Architecture is often defined by what is built — the stone, the steel, the intentional placement of weight upon the earth. But to understand the true resonance of a structure, one must look at what was left behind. The void is not empty; it is the negative space that gives the positive form its purpose. Rowan Hadaya argues that our modern obsession with “filling” has blinded us to the sanctity of the gap.
In the ancient desert cities, the street was not a path, but a canyon carved out of the heat. The shade was as much a structural material as the baked clay. When we remove the necessity of the void, we remove the breath of the building. We create containers for bodies, rather than spaces for spirits to inhabit.
Consider the way a room feels when it is stripped of its utility. There is a vibration there, a hum of potential energy that exists only when the human element is absent. This is the geometry of absence. It is the architectural equivalent of a pause in a sentence.

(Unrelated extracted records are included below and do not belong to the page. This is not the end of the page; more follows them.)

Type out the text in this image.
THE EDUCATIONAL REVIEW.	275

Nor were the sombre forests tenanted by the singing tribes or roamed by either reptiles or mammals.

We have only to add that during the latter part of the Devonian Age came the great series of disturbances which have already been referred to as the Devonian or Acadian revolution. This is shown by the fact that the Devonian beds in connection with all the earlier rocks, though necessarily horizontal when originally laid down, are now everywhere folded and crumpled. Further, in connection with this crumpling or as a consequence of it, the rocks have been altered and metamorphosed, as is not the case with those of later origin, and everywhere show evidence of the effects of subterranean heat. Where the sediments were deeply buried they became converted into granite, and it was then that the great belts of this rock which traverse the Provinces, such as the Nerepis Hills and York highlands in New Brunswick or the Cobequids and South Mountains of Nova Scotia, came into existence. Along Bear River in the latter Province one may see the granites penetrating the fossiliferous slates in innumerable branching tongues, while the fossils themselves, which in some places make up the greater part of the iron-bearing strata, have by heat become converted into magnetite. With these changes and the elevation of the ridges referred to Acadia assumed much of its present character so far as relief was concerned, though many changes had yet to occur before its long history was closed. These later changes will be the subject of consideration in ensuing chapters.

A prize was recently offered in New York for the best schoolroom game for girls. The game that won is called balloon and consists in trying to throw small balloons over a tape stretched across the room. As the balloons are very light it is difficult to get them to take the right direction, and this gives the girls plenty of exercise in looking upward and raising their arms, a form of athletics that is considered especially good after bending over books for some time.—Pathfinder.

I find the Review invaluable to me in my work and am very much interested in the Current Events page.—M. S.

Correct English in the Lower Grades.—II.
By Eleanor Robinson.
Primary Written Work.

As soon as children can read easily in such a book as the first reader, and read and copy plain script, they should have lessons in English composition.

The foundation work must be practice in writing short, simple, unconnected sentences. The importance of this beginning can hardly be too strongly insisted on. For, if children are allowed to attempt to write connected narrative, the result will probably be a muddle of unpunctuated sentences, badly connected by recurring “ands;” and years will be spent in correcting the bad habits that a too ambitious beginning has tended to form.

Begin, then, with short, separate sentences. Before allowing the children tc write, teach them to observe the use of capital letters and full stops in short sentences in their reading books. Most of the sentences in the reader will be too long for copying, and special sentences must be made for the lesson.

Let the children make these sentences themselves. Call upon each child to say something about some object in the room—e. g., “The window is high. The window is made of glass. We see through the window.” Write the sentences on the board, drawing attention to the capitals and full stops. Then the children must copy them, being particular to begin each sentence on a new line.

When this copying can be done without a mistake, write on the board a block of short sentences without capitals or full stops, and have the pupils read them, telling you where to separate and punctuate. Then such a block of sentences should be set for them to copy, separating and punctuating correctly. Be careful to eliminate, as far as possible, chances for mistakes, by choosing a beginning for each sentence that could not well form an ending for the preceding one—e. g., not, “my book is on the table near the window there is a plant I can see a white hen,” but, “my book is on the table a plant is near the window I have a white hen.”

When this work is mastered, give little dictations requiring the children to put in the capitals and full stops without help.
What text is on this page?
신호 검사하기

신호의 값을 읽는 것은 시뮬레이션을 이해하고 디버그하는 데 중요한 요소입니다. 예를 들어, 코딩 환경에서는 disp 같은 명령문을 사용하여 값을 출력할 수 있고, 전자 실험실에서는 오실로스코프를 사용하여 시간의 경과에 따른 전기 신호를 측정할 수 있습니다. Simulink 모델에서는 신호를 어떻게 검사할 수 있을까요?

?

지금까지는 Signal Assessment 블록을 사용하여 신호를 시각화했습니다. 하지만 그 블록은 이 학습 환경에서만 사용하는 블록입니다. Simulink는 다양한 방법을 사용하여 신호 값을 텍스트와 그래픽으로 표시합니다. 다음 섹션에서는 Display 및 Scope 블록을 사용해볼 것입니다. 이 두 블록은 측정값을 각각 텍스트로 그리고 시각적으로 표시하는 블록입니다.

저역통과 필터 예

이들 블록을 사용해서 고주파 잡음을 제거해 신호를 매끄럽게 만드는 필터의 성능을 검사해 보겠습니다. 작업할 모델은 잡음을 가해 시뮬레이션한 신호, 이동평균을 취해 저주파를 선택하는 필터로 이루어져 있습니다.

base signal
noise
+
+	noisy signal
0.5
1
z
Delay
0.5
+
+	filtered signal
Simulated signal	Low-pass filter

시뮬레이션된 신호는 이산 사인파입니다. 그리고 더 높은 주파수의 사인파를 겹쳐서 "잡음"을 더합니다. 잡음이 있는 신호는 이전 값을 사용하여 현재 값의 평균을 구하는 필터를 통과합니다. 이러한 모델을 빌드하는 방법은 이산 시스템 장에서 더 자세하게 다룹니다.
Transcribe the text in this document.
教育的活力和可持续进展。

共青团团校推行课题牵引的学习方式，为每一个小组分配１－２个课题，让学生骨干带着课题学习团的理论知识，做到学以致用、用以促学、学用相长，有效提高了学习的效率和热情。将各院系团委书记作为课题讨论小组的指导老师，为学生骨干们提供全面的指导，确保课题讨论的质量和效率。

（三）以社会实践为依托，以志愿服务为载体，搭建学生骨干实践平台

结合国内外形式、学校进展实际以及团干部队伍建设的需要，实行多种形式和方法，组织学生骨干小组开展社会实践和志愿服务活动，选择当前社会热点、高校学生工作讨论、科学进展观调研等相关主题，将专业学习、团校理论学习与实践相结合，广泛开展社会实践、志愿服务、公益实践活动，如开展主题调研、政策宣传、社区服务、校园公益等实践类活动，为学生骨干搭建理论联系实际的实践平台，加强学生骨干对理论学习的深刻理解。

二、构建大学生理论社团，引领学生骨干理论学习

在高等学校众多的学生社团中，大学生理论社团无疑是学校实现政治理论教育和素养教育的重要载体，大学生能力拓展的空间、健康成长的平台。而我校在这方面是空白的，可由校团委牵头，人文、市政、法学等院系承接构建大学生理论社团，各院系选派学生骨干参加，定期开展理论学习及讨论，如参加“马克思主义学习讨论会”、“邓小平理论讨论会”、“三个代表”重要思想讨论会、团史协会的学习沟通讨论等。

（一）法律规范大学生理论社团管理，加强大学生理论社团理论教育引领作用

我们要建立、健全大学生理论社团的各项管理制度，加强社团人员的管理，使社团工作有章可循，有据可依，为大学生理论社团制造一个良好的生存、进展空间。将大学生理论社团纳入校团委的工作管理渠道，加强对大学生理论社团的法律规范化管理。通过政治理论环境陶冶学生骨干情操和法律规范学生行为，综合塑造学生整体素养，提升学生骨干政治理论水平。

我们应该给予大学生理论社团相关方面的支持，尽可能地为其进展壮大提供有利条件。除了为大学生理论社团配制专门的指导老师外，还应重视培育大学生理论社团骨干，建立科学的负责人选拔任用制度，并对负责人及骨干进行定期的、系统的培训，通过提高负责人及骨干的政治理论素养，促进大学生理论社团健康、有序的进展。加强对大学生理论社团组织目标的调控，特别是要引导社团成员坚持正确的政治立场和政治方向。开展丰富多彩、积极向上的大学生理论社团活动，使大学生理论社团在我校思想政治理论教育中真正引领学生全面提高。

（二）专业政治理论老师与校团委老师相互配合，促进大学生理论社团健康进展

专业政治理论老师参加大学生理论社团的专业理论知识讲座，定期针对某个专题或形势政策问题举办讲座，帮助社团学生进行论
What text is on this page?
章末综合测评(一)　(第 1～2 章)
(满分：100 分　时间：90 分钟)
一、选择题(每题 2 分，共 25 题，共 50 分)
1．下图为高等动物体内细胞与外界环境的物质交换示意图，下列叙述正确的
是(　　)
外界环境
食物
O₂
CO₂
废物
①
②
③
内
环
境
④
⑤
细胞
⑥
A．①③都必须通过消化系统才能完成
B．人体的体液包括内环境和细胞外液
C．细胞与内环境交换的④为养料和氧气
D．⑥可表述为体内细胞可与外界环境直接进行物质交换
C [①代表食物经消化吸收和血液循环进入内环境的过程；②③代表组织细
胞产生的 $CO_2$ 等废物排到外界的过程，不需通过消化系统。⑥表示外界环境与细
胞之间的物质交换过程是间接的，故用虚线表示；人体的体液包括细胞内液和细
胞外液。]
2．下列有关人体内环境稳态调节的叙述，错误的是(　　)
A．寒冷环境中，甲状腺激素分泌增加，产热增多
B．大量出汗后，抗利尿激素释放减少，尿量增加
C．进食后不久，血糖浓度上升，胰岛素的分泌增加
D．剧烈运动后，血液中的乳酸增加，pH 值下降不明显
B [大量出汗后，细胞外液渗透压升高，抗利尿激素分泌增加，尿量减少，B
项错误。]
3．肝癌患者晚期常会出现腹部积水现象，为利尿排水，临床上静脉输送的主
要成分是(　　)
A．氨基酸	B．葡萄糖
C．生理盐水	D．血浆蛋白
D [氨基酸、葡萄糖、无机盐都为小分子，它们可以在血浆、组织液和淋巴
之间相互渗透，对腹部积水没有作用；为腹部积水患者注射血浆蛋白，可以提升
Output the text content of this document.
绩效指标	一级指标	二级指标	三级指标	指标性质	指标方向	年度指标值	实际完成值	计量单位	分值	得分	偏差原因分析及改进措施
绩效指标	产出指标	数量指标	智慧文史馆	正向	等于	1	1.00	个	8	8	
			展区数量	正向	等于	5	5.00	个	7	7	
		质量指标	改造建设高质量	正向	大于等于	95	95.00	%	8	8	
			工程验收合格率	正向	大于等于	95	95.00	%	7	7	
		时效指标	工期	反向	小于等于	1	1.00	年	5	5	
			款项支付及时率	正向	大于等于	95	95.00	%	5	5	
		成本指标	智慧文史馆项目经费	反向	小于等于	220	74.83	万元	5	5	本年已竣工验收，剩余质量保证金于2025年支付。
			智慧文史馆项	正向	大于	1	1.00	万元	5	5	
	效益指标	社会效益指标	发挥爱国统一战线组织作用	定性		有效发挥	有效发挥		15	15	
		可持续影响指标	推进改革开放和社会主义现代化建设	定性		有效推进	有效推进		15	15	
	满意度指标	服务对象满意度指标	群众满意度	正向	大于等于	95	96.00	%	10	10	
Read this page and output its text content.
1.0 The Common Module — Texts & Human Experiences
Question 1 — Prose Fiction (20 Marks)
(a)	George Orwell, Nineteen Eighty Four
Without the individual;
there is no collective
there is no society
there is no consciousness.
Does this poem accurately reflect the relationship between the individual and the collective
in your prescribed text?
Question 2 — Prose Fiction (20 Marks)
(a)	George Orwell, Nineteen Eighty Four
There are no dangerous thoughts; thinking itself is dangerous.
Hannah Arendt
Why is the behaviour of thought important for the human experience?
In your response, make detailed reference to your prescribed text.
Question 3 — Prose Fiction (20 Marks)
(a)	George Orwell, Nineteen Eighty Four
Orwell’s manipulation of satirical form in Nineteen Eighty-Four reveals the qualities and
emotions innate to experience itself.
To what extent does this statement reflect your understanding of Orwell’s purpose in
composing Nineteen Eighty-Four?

The poem under consideration this week operates in precisely this register. Its strength lies not in what it declares but in what it withholds. The stanza breaks are not ornamental — they are structural silences, load-bearing voids that give the surrounding language its tension.
What the skeptics miss, perpetually, is that the question of authorship is a distraction from the question of effect. A reader does not experience a poem through its biography. The words arrive, they resonate or they do not, and the resonance is the only honest measure we have. By this measure, the latent space has produced something worth attending to.